STORY: Cardinal Danneels warns African bishops to avoid ‘triumphalism’

“What Nazi-Fascism and Communism were in the 20th century, Western homosexual and abortion ideologies and Islamic fanaticism are today,” he said during his speech at the Synod last month. 

But African prelates’ adherence to orthodoxy has earned them enemies, especially from the camp of Western prelates bent on forming the Catholic Church in their own image and likeness, not according to Scripture, tradition, and the teaching magisterium of the Church. 

During last year’s Synod, German Cardinal Walter Kasper went as far as stating that the voice of African Catholics in the area of Church teaching on homosexuality should simply be dismissed.

African cardinals “should not tell us too much what we have to do,” he said in an October 2014 interview with ZENIT, adding that African countries are "very different, especially about gays.” 

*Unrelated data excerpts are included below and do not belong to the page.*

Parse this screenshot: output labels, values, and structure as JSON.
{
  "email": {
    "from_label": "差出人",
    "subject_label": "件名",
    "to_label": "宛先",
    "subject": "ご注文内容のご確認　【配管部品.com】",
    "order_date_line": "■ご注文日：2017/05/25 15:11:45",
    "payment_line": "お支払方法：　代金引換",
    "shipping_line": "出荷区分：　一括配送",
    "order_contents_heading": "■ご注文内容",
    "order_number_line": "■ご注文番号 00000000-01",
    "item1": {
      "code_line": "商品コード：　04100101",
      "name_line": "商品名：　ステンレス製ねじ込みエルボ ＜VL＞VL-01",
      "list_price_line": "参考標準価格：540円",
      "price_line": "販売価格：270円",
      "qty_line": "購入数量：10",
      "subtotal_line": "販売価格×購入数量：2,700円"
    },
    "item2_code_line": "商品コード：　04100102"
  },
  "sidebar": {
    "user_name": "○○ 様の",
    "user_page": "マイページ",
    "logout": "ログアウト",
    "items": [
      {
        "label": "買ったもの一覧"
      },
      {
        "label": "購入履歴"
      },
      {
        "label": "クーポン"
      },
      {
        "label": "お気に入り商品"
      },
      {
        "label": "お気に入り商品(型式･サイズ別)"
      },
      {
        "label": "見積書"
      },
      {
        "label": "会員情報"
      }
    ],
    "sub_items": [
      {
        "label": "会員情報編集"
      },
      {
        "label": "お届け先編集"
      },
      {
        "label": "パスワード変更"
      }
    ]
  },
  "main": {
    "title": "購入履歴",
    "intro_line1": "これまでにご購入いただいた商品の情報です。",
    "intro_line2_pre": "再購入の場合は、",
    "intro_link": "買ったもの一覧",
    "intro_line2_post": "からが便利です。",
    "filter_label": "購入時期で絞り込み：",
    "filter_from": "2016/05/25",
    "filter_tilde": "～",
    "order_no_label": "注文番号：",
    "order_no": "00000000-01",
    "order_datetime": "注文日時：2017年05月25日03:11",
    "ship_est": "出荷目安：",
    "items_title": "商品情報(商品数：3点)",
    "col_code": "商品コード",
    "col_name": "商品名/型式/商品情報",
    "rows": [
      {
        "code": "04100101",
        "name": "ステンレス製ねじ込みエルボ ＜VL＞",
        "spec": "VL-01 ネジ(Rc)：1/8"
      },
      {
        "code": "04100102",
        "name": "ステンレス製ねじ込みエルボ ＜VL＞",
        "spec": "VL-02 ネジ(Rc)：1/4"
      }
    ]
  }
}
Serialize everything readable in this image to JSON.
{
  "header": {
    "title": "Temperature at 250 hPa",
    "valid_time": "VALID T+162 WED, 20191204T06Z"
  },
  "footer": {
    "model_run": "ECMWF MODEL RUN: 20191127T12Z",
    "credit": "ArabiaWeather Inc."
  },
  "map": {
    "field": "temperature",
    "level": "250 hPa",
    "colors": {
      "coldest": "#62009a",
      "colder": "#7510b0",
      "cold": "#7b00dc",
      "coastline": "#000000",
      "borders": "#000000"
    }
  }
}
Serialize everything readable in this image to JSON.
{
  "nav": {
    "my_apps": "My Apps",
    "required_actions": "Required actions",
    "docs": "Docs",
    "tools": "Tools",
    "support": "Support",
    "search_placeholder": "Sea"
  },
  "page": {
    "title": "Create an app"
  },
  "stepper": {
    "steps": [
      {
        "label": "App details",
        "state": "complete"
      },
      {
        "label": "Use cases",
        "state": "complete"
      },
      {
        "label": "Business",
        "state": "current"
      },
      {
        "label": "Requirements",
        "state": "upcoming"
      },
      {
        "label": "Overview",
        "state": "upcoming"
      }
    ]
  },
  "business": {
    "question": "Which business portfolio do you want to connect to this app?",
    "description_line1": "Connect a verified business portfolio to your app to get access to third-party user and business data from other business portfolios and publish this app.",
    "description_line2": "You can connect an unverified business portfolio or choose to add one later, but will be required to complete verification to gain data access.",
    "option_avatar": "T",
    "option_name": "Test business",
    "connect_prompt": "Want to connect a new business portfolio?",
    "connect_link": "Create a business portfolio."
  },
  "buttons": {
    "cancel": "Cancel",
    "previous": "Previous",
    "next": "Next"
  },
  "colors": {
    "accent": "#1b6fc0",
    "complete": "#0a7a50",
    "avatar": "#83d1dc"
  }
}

Earlier this month Belgian Cardinal Godfried Danneels, instead of praising Africa for its vibrant and flourishing Catholicism, said that African prelates will one day have to look to Europe to get what he called “useful tips” on how to deal with “secularization” and “individualism.” 

The statement was criticized by one pro-family advocate as “patronizing of the worst kind” in light of the facts that numerous European churches are practically empty, vocations to the priesthood and religious life are stagnant, and the Catholic faith in Europe, especially in Belgium, is overall in decline.